Ausgangspunkt der Einwände des IBKA war die von Christine Buchholz erhobene Forderung, den Status der Körperschaft des öffentlichen Rechts auf weitere Religionsgemeinschaften, insbesondere die konservativen Islam­verbände, auszuweiten. Mehrfach hatte sich die religionspolitische Spre­cherin auch für die Einführung eines Islamischen Religionsunterrichts ausgesprochen. In seinem Schreiben gibt der Atheisten-Verband zu bedenken, dass die Religionsfreiheit muslimischer Schulkinder (oder derjenigen, die vom Staat als solche eingestuft werden) dadurch eingeschränkt würde, da sie „unter Bekenntnis- und Konformitätsdruck“ gesetzt würden. „War es bisher ohne großen Aufwand möglich, Dissidenz oder Apostasie zu verbergen, ist ab dem Moment ein öffentlich sichtbares Bekenntnis gefordert. Wer das nicht will, muss in den Religionsunterricht gehen und seine tatsächlichen Ansichten verschweigen.“

Als Grundproblem benennt der IBKA den Körperschaftsstatus: „Denn das Modell, Religionsgemeinschaften als Körperschaft des öffentlichen Rechts aufzufassen, bildet die gesellschaftlichen Verhältnisse des 19. Jahrhunderts ab. Der korporatistische Ansatz befördert autoritäre Ordnungsvorstellungen und setzt Minderheiten und Dissidenten unter Legitimationszwang.“ In diesem Zusammenhang kritisiert der IBKA, dass auf Veranstaltungen der Linkspartei auch Stimmen ein Podium gegeben wird, die Kritik an gesellschaftlichen Vorstellungen der religiösen Rechten, sofern diese muslimisch begründet werden, als Rassismus zu denunzieren. Es sei falsch, laizistische Gesellschaftsmodelle als „Diskrimi­nie­rung“ religiöser Minderheiten darzustellen, denn tatsächlich würden sie „die Gleichheit der Individuen wie auch der zivilgesellschaftlichen Kräfte gewährleisten“.

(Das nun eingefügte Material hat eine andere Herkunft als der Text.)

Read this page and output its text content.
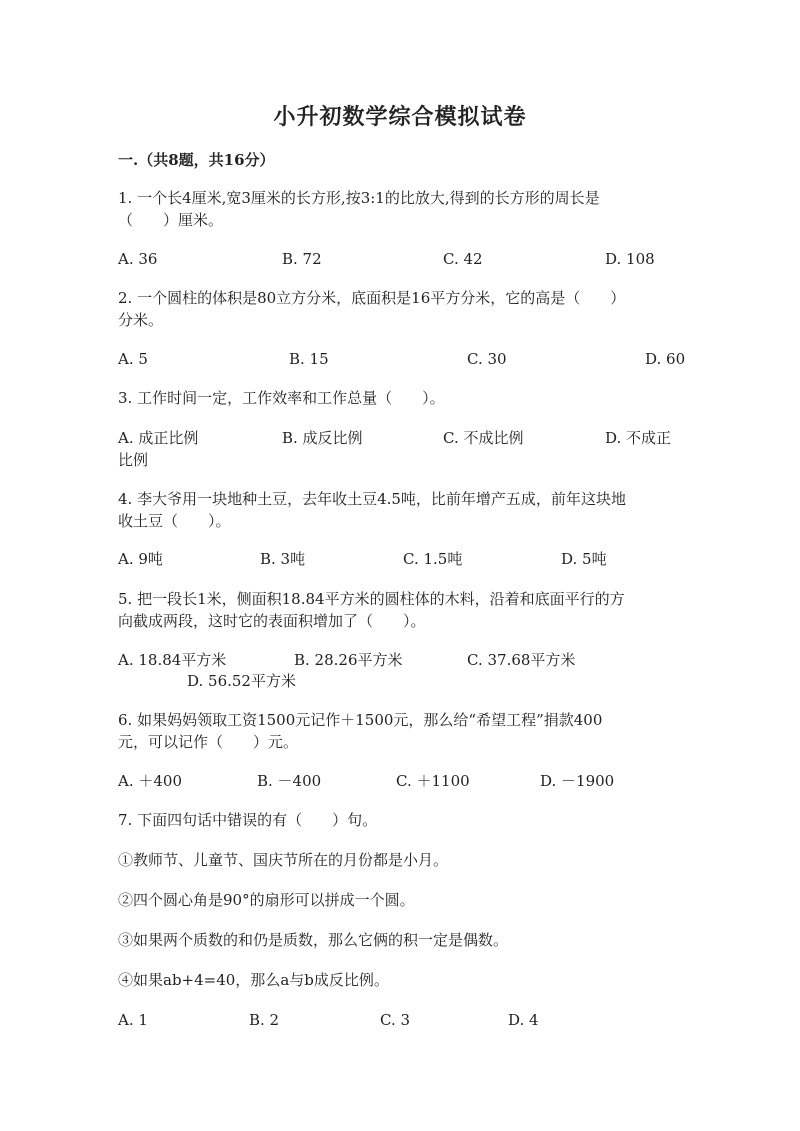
小升初数学综合模拟试卷
一.（共8题，共16分）
1. 一个长4厘米,宽3厘米的长方形,按3:1的比放大,得到的长方形的周长是
（　　）厘米。
A. 36	B. 72	C. 42	D. 108
2. 一个圆柱的体积是80立方分米，底面积是16平方分米，它的高是（　　）
分米。
A. 5	B. 15	C. 30	D. 60
3. 工作时间一定，工作效率和工作总量（　　）。
A. 成正比例	B. 成反比例	C. 不成比例	D. 不成正
比例
4. 李大爷用一块地种土豆，去年收土豆4.5吨，比前年增产五成，前年这块地
收土豆（　　）。
A. 9吨	B. 3吨	C. 1.5吨	D. 5吨
5. 把一段长1米，侧面积18.84平方米的圆柱体的木料，沿着和底面平行的方
向截成两段，这时它的表面积增加了（　　）。
A. 18.84平方米	B. 28.26平方米	C. 37.68平方米
D. 56.52平方米
6. 如果妈妈领取工资1500元记作＋1500元，那么给“希望工程”捐款400
元，可以记作（　　）元。
A. ＋400	B. －400	C. ＋1100	D. －1900
7. 下面四句话中错误的有（　　）句。
①教师节、儿童节、国庆节所在的月份都是小月。
②四个圆心角是90°的扇形可以拼成一个圆。
③如果两个质数的和仍是质数，那么它俩的积一定是偶数。
④如果ab+4=40，那么a与b成反比例。
A. 1	B. 2	C. 3	D. 4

Der Brief schließt mit der Hoffnung, die Linkspartei könne zu der Position zurückkehren, „dass Freiheit und Gleichheit für alle ein Projekt gesell­schaftlicher Veränderung ist und nicht durch Integration in die herrschenden Verhältnisse erreicht wer­den kann“ und der Forderung, die Bundestagsabgeordneten der Links­partei sollten einen Diskussions­pro­zess einleiten, „um zu klären, ob die Forderung nach einer Ausweitung des 
Körperschaftsstatus auf weitere Religionsgesellschaften gesellschaftlichen Fortschritt und individuelle Emanzipa­tion fördert oder nicht eher die Anliegen der religiösen Rechten bedient“.
Aus der Fraktion erhielt der IBKA 
drei Rückmeldungen auf seine Stel­lungnahme. Der bayerische Abgeord­nete Andreas Wagner dankte knapp für die Zuschrift und teilte mit, dass er einen Ethikunterricht dem konfessionsgebundenen Unterricht vorziehe.

Auch die innenpolitische Sprecherin Ulla Jelpke wandte sich gegen die Einführung eines verpflichtenden Islamunterrichts. Auch wenn die Forderung für sie „im Sinne der grund­gesetzlich gebotenen Gleichbehand-
­lung der verschiedenen Glaubensge­meinschaften“ nachvollziehbar erscheint, sei ihr die Trennung von Schule und Kirche wichtiger. Ein Fach wie Lebensgestaltung-Ethik-Religionskunde (LER) könne Kinder über Religionen, Weltanschauungen und Philosophie aufklären. Eine klare Position bezog Jelpke gegenüber den konservativen Islamverbänden. Die viele der Organisationen „eine reaktionäre politische Agenda“ verfolgen, sei es falsch, ihnen den Körperschaftsstatus anzutragen.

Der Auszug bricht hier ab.